WORDS FROM W.W. July 13, 2019
I was telling my sister a story from my middle school substitute teaching experiences of this past year. It probably was the one where a seventh grade boy tried to hide in the library and play video games on his cell phone.
She laughed and said, “Oh, Bill, you make me laugh every time you come to visit us!”
Shortly after that we drove past a section of run-down houses and properties along the banks of the Ohio River that made us shake our heads and I said, “I’ve come to realize that there are those people in life who make you laugh, those you make cry, and those who just make you shake your head.”
Laughers, lamenters, and losers.
I’m in the laughing category. I had enough lamenting during my 36 years as a Baptist pastor. There was plenty a Sunday where someone who looked like they had been sucking on lemons before they arrived at church, continued siphoning the joy out of the congregation. When I retired…kinda’…at the end of 2015 laughter moved back in with me.
Being a coach and a substitute teacher with middle schoolers brings multitudes of laughter into my life.
Like the kid who decided he wanted to sit under his desk one morning as school was beginning. My advice to sit IN his seat went unheeded and so he found himself in the principal’s office before we had even said the pledge of allegiance.
Or the young lady who noticed that I was giving nicknames to several other students and she wanted one. So I named her “Beano”, which was just a slight variation from her real name. I heard her grumble to her friend, “Oh, great! He gives me a nickname that deals with farting.” The next year I changed it, after discovering what a great young lady she was and her level of intelligence. She became “Braino”. She liked that better.
I love to laugh. In most situations of life (Notice I said most!) I can find an avenue towards laughter.
Lamenters are those who have endured the traumas and trials of life and you feel for them. Long illnesses, tragedies, unfair circumstances, heartaches…the list of life events leaves the listener saddened and empathetic.
There are some lamenters who feel almost at home in the residence of drama. They wear the moments like a dark sweater that fits well.
Lamenters sap our energy. We hurt for them, try to walk with them, and offer encouraging words to them.
My dad was a laugher and my mom was a lamenter. Through 65 years of marriage he encouraged her and walked with her. He loved her dearly and they were about as devoted to one another as a couple can possibly be.
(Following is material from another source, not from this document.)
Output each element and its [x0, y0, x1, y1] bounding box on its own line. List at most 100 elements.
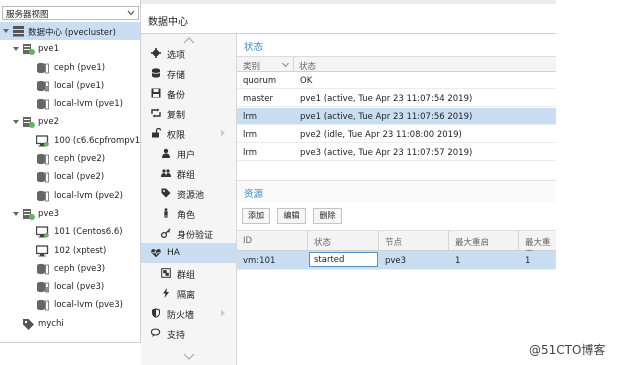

Lamenters aren’t bad people. They tend to simply be more pessimistic. Laughers are, more often than not, optimists.
But then there are the losers! That is, those people who just make you shake your head. They are the ones who after hearing what they did, you mutter to yourself, “What was he thinking?” They are folk who overslept the day common sense was being distributed, and tend to think that the solution to their financial debts is just one more lottery ticket away.
Like the man in Oregon who burglarized a house, along with his cat. (Does that make his cat a “cat burglar”?) He was caught INSIDE the walls of the home. He had eaten two and a half cupcakes that were in the refrigerator, and had put on a “onesie” that belonged to the woman who lived in the house. The cat was wearing a tee shirt. It’s a story that you read and you just shake your head…”what was he thinking?”
Laughers, lamenters, and losers, that pretty much sums up people. I suppose I could have come up with a few other “L’s” for categories like “Lame”, “Laid Back”, and “Leave Me Alone!”, but I’ll just LEAVE it at that!